Gavin Mortimer Gavin Mortimer

Bashing Brexit won’t help Macron defeat Le Pen

(Photo: Getty)

The Prime Minister of France has warned his people that any form of Frexit would leave them weeping into their pastis. ‘Don’t be like the British who cried after Brexit,’ said Gabriel Attal, in a radio interview on Thursday.  ‘A large majority of British people regret Brexit and sometimes regret not turning out to vote, or voting for something that was negative for their country.’

Attal then cited a couple of examples of this negativity; what he described as ‘massive economic difficulties’ and more ‘illegal immigration than ever’.

Attal’s Brexit bashing is an indication of the panic spreading through the ruling party

The man described as a ‘mini-Macron’ has clearly inherited some of his master’s animus towards Brexit. In 2021 the president of France described the Leave vote as the result of ‘lies and false promises.’

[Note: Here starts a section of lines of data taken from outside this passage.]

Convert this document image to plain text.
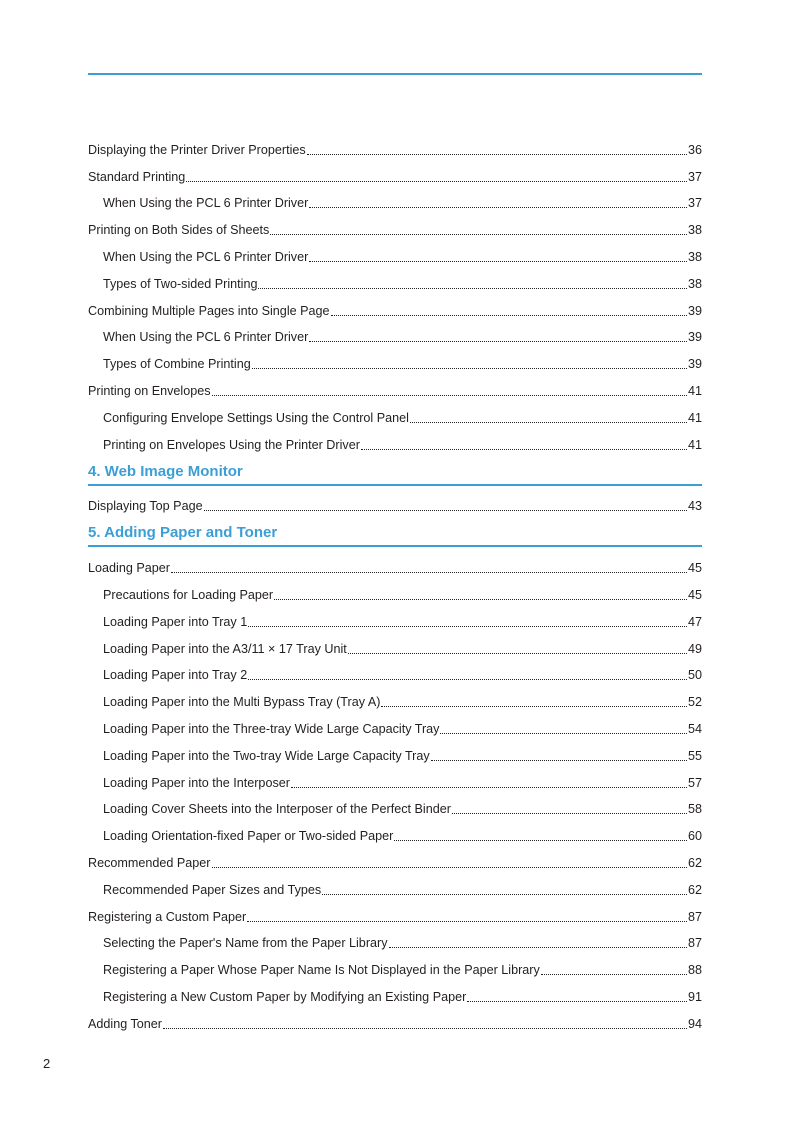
Displaying the Printer Driver Properties	36
Standard Printing	37
When Using the PCL 6 Printer Driver	37
Printing on Both Sides of Sheets	38
When Using the PCL 6 Printer Driver	38
Types of Two-sided Printing	38
Combining Multiple Pages into Single Page	39
When Using the PCL 6 Printer Driver	39
Types of Combine Printing	39
Printing on Envelopes	41
Configuring Envelope Settings Using the Control Panel	41
Printing on Envelopes Using the Printer Driver	41
4. Web Image Monitor
Displaying Top Page	43
5. Adding Paper and Toner
Loading Paper	45
Precautions for Loading Paper	45
Loading Paper into Tray 1	47
Loading Paper into the A3/11 × 17 Tray Unit	49
Loading Paper into Tray 2	50
Loading Paper into the Multi Bypass Tray (Tray A)	52
Loading Paper into the Three-tray Wide Large Capacity Tray	54
Loading Paper into the Two-tray Wide Large Capacity Tray	55
Loading Paper into the Interposer	57
Loading Cover Sheets into the Interposer of the Perfect Binder	58
Loading Orientation-fixed Paper or Two-sided Paper	60
Recommended Paper	62
Recommended Paper Sizes and Types	62
Registering a Custom Paper	87
Selecting the Paper's Name from the Paper Library	87
Registering a Paper Whose Paper Name Is Not Displayed in the Paper Library	88
Registering a New Custom Paper by Modifying an Existing Paper	91
Adding Toner	94
2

Attal’s Brexit bashing is an indication of the panic spreading through the ruling party. The European elections are just over a week away, and Macron’s candidate, Valerie Hayer, is stuck on 16 per cent in the polls, half that of the frontrunner, Jordan Bardella, of Marine Le Pen’s National Rally.

Macron and mini-Macron have tried every trick in the book in recent weeks to ward voters off the National Rally: they have warned of the party’s closeness to Putin, its closeness to Trump, its closeness to fascism. None of the scare-mongering has worked. So Attal has played his last card. The party’s closeness to Brexit.

There is a slight problem. Marine Le Pen long ago renounced ‘Frexit’. Indeed, her former vice-president, Florian Philippot, was on the radio on Thursday, criticising Le Pen for toning down her hostility towards Brussels.

Philippot remains a committed Leaver, with Nigel Farage his role model, and his Patriots party is the party of Frexit in the European elections.

Le Pen removed Frexit from her manifesto after her 2018 rebranding of her party when she changed its name from National Front to National Rally. She concluded that Frexit put the frighteners on too many voters, and so she redefined her position as one of remaining and changing the EU from within.

This is still sacrilege for Attal, a technocrat from top to toe who shares his president’s canine devotion to the EU. Should the National Rally ever gain influence within Brussels, warned Attal, they ‘could have the capacity to block European institutions, which would lead to very dangerous consequences for our country.’

Attal’s claims about Britain being a basket case went unchallenged by his interviewer. It’s true that John Bull isn’t in the best of health economically, but France isn’t exactly booming. On Friday Ratings agency S&P downgraded France’s credit score from AA to AA-. It’s the first time it has downgraded France since 2013, and it did so because of a deterioration in the country’s budgetary position. According to the IMF, Britain’s GDP will grow by 0.5 per cent in 2024 and by 1.5 per cent in 2025; France’s will grow by 0.7 per cent in 2024 and 1.4 per cent in 2025. Germany’s growth forecast for 2024 is 0.2 per cent.

As for illegal immigration, in 2023 just under 30,000 crossed the Channel in small boats, a 36 per cent drop on the previous year. In Britain, the problem is more with legal migration than the illegal variety. There were over one million legal entrants in 2022 and 2023, after the Tory party promised to take back control of the country’s borders.

France also has huge numbers of migrants coming legally to France – 323,000 in 2023, an increase of 100,000 on the 2016 figure, the year before Macron came to power. But it also has record numbers of migrants claiming asylum; in 2023 there were 142,500 requests, an 8 per cent increase on 2022.

In parallel with the soaring number of migrants arriving in France, there has also been a marked increase in crime. As one of Macron’s MPs admitted this week, ‘there is sometimes a link between insecurity and immigration’.

Last year a total of 380,000 migrants arrived illegally in the EU, the highest number since 2016, but that figure could be challenged this year as the summer brings more stable sailing conditions.

Figures leaked this week from the French interior ministry revealed that in the first five months of 2024 more than 72,000 migrants have arrived in the EU. The true number is probably higher as this total accounts only for those detected. Spain has overtaken Italy as the most popular destination for migrants, with a 185 per cent increase in arrivals this year compared to the same period last year.

France’s interior ministry also reported that the migrant situation on the Channel coast remains ‘very tense’. There have been 522 crossings so far this year from France to England, totalling 18,659 migrants. This is an increase of 35 per cent compared with the same period last year.

Reading such figures, Rishi Sunak might feel tempted to ask for a rebate on the £500 million he handed to Macron in March last year. The money was supposed to be used by the French to stop the small boats crossing the Channel.

Trump, Putin and Farage are all convenient bogeymen but the man most responsible for the rising popularity of Le Pen is the man in the Élysée. He’s failed in his seven years in office to get a grip on mass immigration, or insecurity, and the country’s public debt out of control while the cost of living crisis shows no sign of easing. 

It’s enough to make a grown French man cry.